Yes, that is one way of looking at the issue.

But if you use external stds your calibration will not be applicable.

For example, if you had 50% hydrogen and 50% air in your sample (from handling errors) and you calibrated using an external std @ 100% then your report would indicate that your sample was not 100% hydrogen but 50% even though the sample was 100% before contamination.

Since you have to account for different gas TCD response factors, I wish to repeat it is more accurate to measure the impurities based on an accurate external std and then calculate your balance by difference.

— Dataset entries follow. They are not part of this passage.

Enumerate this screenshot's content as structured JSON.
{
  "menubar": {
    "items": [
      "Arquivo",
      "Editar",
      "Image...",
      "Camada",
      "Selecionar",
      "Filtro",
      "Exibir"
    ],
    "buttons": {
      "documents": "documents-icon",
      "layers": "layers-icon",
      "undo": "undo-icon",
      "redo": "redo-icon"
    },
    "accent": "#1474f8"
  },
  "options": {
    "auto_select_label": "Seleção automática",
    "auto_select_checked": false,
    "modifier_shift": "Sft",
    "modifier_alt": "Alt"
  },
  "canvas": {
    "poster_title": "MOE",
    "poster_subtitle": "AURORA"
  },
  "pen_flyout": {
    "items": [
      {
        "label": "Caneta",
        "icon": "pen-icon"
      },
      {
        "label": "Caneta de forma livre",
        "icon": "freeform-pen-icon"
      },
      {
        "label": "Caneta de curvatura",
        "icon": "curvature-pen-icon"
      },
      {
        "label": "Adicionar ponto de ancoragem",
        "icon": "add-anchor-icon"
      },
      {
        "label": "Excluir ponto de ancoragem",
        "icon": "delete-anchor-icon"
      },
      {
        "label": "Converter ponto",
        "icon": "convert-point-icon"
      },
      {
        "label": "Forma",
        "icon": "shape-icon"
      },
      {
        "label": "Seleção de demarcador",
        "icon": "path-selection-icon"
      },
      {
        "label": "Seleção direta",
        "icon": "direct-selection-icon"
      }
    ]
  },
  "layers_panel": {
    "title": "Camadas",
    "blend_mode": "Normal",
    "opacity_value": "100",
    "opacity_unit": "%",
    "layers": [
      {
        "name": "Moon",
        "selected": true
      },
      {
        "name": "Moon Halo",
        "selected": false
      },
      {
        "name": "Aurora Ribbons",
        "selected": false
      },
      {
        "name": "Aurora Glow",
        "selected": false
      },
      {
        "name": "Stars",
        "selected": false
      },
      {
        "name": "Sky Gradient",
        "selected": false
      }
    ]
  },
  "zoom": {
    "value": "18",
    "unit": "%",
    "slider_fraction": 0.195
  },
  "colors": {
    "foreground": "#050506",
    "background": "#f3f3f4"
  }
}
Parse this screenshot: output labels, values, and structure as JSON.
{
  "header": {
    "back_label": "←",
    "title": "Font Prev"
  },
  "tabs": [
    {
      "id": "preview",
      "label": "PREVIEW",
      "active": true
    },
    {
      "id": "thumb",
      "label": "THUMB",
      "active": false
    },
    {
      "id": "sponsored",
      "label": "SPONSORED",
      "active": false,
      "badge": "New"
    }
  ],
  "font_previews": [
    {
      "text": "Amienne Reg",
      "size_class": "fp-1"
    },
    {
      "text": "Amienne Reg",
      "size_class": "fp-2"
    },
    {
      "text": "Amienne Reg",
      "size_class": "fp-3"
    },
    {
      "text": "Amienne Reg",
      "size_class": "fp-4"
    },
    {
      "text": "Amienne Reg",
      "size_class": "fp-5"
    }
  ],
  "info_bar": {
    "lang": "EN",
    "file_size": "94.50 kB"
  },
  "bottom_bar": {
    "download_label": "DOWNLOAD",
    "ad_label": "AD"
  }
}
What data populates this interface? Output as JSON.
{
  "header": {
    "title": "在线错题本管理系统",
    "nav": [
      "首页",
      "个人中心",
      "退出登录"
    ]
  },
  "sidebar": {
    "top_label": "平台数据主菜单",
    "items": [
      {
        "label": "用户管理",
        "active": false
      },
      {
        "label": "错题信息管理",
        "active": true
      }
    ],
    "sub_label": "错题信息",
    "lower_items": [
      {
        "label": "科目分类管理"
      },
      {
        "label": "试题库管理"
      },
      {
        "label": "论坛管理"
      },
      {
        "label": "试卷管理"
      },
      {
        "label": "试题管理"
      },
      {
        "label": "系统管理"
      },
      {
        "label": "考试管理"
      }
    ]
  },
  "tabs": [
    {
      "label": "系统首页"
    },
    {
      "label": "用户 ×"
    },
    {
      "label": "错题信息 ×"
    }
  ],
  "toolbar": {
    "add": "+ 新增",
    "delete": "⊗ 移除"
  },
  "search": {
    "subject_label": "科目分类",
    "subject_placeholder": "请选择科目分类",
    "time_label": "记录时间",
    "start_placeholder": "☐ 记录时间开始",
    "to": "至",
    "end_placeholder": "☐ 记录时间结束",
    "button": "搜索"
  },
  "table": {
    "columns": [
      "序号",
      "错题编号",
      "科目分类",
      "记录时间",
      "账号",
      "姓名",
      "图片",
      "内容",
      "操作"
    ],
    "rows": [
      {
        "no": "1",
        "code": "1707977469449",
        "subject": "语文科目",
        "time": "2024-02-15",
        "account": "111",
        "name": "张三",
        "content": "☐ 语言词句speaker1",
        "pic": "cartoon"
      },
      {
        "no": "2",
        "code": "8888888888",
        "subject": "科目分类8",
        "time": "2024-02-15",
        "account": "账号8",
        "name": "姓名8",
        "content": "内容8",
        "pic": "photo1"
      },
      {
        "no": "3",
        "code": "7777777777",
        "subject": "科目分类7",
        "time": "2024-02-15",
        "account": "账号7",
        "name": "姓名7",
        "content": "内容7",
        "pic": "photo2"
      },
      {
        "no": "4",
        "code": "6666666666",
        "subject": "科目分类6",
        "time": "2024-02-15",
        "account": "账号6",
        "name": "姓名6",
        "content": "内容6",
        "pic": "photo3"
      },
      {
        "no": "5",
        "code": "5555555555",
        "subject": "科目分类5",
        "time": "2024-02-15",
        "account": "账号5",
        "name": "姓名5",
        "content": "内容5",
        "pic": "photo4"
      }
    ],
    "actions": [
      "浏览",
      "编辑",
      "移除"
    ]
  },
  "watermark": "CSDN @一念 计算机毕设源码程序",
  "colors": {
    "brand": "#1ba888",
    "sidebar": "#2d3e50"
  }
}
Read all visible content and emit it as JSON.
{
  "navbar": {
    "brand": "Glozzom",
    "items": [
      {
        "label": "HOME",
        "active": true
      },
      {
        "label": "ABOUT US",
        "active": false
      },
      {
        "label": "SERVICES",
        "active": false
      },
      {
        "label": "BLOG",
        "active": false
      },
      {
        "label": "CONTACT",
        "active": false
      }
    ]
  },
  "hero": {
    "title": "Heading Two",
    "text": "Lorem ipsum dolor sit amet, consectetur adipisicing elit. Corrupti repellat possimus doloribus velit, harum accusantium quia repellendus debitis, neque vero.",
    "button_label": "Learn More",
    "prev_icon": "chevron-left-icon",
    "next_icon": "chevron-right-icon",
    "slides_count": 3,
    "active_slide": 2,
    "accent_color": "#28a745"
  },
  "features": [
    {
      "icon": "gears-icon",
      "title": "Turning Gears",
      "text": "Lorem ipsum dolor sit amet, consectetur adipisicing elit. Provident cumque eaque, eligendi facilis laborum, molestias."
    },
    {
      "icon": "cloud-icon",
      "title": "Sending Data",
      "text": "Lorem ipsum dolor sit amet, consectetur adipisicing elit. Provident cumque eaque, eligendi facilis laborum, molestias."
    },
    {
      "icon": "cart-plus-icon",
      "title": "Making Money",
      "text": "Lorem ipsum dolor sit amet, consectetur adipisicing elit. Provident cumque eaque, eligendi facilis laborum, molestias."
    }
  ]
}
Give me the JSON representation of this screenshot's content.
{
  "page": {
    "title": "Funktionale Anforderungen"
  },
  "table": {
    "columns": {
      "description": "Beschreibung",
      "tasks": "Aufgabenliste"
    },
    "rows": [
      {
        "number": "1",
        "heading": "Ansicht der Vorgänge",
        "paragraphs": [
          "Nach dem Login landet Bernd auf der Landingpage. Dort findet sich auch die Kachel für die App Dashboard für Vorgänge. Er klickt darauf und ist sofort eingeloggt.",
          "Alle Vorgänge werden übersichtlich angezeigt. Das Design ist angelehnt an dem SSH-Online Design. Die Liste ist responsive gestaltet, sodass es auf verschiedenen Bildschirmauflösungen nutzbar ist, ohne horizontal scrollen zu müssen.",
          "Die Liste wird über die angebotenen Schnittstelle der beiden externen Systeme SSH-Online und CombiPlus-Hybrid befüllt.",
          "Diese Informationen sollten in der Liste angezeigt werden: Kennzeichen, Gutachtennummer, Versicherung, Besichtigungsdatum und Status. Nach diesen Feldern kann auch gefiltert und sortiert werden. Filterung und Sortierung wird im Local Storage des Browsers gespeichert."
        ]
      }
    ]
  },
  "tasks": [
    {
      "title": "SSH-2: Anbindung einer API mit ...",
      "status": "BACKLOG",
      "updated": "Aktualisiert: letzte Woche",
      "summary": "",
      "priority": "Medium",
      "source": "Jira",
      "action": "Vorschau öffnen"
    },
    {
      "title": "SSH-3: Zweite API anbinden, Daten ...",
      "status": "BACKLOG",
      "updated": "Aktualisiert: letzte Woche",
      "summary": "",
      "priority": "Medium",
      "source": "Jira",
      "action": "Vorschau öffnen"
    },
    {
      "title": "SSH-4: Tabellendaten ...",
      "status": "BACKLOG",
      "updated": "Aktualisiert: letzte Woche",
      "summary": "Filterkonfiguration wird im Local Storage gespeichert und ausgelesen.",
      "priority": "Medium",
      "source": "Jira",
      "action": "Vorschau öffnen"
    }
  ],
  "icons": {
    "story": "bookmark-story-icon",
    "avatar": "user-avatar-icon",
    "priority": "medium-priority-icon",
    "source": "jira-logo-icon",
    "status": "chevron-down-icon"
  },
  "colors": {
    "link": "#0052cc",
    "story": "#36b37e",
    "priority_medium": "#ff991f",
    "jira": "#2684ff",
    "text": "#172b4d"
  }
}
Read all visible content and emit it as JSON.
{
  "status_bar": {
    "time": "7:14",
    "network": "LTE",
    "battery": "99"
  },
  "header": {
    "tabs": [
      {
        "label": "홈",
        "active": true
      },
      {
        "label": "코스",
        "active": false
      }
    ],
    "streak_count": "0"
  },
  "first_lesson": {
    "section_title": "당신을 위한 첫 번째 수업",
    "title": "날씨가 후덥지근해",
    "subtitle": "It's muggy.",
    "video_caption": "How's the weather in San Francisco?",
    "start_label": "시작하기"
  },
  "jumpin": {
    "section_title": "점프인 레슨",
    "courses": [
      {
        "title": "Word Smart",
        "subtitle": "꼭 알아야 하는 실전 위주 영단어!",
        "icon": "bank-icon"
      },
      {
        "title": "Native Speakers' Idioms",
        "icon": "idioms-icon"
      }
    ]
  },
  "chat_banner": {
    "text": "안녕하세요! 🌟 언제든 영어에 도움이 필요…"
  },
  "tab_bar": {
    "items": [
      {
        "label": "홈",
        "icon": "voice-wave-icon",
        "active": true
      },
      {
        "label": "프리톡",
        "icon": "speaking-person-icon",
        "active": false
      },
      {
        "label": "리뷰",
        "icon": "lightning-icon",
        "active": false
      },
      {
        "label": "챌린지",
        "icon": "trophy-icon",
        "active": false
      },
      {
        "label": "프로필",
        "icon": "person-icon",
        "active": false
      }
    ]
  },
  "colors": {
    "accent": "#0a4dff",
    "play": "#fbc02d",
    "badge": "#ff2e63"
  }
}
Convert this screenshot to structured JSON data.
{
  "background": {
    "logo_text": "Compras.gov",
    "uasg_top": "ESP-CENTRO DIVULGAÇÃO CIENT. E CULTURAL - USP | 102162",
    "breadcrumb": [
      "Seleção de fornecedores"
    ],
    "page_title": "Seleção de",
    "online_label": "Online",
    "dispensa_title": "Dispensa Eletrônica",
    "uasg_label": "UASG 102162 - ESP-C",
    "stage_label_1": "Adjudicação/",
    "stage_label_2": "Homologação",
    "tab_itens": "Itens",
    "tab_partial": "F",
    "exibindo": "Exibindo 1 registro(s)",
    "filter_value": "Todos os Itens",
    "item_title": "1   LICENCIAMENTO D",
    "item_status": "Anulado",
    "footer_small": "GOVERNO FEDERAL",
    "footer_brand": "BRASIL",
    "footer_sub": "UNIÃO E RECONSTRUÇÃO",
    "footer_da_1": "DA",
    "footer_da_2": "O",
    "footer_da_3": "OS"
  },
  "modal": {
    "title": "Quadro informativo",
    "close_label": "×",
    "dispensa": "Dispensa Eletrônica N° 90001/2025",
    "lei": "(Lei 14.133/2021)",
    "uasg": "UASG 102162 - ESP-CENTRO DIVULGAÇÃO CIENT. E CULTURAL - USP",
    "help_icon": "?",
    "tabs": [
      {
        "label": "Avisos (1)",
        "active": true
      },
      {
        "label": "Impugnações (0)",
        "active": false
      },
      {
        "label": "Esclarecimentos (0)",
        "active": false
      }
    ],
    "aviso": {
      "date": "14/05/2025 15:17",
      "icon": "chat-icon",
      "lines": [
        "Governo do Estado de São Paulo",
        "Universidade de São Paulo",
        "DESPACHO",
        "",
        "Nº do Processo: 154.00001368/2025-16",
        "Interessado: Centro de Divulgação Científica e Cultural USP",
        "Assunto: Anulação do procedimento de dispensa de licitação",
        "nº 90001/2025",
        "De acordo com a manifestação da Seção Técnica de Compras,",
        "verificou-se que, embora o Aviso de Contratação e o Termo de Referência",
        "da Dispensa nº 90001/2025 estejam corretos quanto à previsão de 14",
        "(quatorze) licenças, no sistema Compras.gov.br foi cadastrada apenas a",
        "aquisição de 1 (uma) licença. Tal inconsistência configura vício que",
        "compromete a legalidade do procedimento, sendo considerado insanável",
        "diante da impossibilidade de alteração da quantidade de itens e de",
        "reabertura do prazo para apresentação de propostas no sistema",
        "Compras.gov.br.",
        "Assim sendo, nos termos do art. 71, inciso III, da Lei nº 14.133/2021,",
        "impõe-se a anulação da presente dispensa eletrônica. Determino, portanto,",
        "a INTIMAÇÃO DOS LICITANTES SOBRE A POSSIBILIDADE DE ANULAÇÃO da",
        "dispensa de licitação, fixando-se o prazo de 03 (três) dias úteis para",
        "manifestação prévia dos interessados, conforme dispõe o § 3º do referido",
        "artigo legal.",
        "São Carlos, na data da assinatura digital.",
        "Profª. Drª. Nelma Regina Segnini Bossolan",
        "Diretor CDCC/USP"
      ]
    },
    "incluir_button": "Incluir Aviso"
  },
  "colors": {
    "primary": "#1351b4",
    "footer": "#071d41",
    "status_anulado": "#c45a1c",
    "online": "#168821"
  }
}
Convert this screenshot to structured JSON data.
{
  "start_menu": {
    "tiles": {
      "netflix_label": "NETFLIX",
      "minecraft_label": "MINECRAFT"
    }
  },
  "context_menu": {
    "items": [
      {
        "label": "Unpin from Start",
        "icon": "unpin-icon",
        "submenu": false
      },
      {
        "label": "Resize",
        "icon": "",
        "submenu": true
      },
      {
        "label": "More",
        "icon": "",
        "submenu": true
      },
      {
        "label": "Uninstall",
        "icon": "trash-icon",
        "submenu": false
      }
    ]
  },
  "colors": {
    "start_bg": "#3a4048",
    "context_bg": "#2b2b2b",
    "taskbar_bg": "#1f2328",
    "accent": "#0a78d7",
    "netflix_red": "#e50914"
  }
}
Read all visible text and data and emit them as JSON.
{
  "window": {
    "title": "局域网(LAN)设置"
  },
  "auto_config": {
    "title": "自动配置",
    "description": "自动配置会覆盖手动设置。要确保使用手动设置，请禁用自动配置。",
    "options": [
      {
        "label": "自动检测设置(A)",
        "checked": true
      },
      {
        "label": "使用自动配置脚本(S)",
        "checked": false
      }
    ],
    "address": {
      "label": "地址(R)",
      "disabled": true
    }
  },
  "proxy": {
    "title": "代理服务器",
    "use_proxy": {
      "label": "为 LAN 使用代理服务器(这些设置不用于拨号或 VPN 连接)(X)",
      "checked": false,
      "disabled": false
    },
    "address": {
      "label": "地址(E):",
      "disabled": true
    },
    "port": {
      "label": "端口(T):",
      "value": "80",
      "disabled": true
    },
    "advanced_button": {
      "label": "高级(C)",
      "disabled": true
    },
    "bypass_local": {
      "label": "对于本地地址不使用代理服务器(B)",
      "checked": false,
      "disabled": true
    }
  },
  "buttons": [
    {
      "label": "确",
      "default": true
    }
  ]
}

You are welcome to call me directly if you have additional questions or if I am not clear.

Rodney George
Senior Research and Development Scientist
Gas Separations Research
Supelco
595 North Harrison Road
Bellefonte, PA 16823

814-359-5737 voice
814-359-5459 fax
rgeorge@sial.com

[Les]

I deal with the same problems with samples. However, I don't remove the air from the sample and assume the make-up as Hydrogen. I only report what was presented in the sample. The reasoning : What if the operating unit actually had problems and air was present?
I allow the unit supervisor deal with the sampler. If the supervisor has no problem removing the air, then that decision is his, not mine.

[Les]

The bags we use are polypropyl gas bags with a hose and pinch clamp. The bags are evacuated with a vacuum pump and returned to the operating unit. The operators are to fill the bags and press out by hand a couple of times. Then fill the bag and pinch off the hose. I attach the bags to the sample line and actually sit on the bag in a chair for an extended purge time. Then allow to equalibrate and inject the sample loop. Most of the time have no problems with air.